This academic course is designed to meet three-semester units of the crisis or trauma counseling for LPCC licensing in California.
Crisis and Trauma Counseling in Clinical Counseling supports students to acquire the knowledge, and to develop the skills and professional dispositions, associated with providing crisis and trauma counseling to diverse populations. The course aligns with and supports 20/20: A Vision for the Future of Counseling’s unified definition of counseling as a professional relationship that empowers diverse individuals, families, and groups to accomplish mental health, wellness, education, and career goals.
This course is designed for adult learners. It is offered in an online instructional format that is both instructor- and peer-driven. Students are expected to engage in up to four learning activities per course section.
Learning activities include:
1. Reading the assigned sections of the texts.
2. Viewing video lectures and/or PowerPoint presentations, when applicable.
3. Responding to two discussion questions.
4. Completing a practice quiz (sections 1-14) and final examination (section 15).
Course Learning Outcomes:
• CLO1: Demonstrate knowledge of fundamental theories of trauma and trauma processes.
• CLO2: Demonstrate knowledge of common signs and symptoms of trauma -- including cognitive, affective, neurobiological, and behavioral effects -- and the potential impact of psychological, psychopharmacological, developmental, and cultural factors upon trauma response and presentation.
• CLO3: Understand models and tools for the assessment of trauma in diverse populations.
• CLO4: Understand the similarities and distinctions between evidence-based practices for disaster, crisis, brief, intermediate, and long-term interventions.
• CLO5: Demonstrate knowledge of evidence-based, culturally-competent interventions for working with special populations, including those traumatized by bereavement, disability, sexual trauma, early childhood trauma, adolescent trauma, adult trauma, intimate partner violence, elder abuse, military conflict, criminal victimization and/or racial/ethnic intolerance or hate crimes.
• CLO6: Demonstrate knowledge of evidence-based interventions for working in specific contexts, including within the community, schools, and the workplace.
• CLO7: Understand the role of the professional counselor as member of an interdisciplinary trauma response team.
• CLO8: Understand the specific legal and ethical issues related to disaster, crisis, and trauma counseling.
• CLO9: Demonstrate understanding of burn-out, vicarious trauma, secondary trauma, and compassion fatigue, and the importance of self-care to ethical practice.
Required Text Books:
Levers, L. (Editor) (2012). Trauma Counseling Theories and Interventions. Springer Publishing Company. New York, New York.
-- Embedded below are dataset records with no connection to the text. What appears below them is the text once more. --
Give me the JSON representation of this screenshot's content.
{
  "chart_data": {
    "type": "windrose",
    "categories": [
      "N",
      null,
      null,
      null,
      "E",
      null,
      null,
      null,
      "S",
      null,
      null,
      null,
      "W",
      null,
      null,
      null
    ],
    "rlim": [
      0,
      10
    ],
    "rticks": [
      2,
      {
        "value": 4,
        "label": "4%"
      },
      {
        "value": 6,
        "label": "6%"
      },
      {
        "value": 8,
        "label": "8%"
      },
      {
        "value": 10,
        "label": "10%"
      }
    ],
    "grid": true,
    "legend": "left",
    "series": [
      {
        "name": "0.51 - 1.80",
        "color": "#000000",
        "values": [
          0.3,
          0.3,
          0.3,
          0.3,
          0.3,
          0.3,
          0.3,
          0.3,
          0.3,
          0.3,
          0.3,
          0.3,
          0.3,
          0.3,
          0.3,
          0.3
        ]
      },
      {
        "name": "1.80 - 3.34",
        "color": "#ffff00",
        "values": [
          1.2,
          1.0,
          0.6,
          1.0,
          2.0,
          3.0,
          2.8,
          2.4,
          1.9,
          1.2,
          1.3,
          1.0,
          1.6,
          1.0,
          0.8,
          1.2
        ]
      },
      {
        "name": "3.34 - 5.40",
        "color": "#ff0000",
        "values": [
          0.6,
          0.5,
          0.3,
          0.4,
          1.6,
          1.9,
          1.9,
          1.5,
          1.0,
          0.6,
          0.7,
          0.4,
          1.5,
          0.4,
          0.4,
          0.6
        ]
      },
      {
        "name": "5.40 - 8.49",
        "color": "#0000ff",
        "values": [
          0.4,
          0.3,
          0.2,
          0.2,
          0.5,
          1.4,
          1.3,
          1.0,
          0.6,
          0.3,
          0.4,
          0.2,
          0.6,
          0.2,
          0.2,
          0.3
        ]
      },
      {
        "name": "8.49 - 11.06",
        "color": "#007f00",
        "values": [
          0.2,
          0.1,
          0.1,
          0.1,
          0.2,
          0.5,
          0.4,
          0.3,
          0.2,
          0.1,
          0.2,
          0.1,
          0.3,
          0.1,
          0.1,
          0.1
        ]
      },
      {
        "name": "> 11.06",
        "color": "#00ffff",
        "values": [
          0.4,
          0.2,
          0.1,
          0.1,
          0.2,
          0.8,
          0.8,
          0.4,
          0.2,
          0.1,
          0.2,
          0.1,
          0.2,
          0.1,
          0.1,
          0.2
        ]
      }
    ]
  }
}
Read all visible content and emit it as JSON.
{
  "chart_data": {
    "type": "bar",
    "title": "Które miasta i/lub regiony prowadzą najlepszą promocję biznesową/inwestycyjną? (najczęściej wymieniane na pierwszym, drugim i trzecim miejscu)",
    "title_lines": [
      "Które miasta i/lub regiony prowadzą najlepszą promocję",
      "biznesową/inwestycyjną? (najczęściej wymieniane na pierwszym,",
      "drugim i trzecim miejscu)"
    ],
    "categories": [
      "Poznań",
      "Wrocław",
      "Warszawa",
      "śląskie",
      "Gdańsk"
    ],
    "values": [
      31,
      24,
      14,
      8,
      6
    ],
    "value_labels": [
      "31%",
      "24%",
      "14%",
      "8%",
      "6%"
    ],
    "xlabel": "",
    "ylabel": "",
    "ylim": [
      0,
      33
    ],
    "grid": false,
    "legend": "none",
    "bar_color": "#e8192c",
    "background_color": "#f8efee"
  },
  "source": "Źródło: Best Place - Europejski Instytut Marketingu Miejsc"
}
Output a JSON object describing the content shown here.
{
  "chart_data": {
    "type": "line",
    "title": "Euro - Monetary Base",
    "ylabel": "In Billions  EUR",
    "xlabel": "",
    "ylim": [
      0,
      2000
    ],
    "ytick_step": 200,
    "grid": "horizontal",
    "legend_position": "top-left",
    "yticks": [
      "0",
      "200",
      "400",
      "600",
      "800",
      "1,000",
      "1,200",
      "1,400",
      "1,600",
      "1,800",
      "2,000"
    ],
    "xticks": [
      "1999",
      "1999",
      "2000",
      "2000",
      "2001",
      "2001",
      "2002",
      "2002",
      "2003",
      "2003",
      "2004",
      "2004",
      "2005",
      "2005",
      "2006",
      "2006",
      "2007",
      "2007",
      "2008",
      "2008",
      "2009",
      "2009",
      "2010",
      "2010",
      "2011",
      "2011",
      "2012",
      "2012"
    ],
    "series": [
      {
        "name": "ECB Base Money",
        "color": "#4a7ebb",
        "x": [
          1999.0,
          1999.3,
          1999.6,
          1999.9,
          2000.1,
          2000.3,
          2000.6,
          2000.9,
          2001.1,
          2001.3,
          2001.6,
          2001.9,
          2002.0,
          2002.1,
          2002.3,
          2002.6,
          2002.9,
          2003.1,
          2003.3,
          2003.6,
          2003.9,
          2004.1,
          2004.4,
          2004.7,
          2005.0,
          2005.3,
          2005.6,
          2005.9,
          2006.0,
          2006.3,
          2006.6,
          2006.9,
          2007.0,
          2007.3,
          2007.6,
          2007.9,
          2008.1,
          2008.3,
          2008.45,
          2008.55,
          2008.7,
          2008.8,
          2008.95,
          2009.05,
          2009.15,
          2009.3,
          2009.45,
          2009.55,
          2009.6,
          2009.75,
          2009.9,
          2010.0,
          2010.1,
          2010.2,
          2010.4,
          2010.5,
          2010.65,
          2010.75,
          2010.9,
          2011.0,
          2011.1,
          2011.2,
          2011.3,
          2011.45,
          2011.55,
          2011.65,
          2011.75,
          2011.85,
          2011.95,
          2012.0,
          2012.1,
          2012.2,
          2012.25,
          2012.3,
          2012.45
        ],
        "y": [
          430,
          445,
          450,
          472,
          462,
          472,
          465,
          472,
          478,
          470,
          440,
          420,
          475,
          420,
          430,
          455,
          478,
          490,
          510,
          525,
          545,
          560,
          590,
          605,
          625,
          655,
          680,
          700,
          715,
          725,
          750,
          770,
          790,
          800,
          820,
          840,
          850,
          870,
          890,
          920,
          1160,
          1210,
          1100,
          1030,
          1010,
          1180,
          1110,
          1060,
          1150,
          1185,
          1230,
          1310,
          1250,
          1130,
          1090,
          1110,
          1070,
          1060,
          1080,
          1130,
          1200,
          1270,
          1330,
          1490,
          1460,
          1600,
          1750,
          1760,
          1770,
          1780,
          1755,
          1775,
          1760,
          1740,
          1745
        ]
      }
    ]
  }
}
Miller, G. (2012). Fundamentals of Crisis Counseling. John Wiley & Sons, Inc. Hoboken, New Jersey.
Diana M. Concannon, PsyD, PCI, is is a forensic psychologist, certified forensic examiner, and a professional certified investigator. She works extensively with individuals who have been exposed to violence, natural disasters, and other traumas, as well as with organizations, correctional institutions and forensic mental health facilities to assess threats of violence. She is a certified Rape Escape instructor and a certified Management of Aggressive Behavior instructor. She is the author of Kidnapping: An Investigator’s Guide to Profiling, Associate Provost for Strategic Initiatives and Partnerships at Alliant International University, Associate Professor in the California School of Forensic Studies, and Interim Director of the online Master’s in Clinical Counseling program.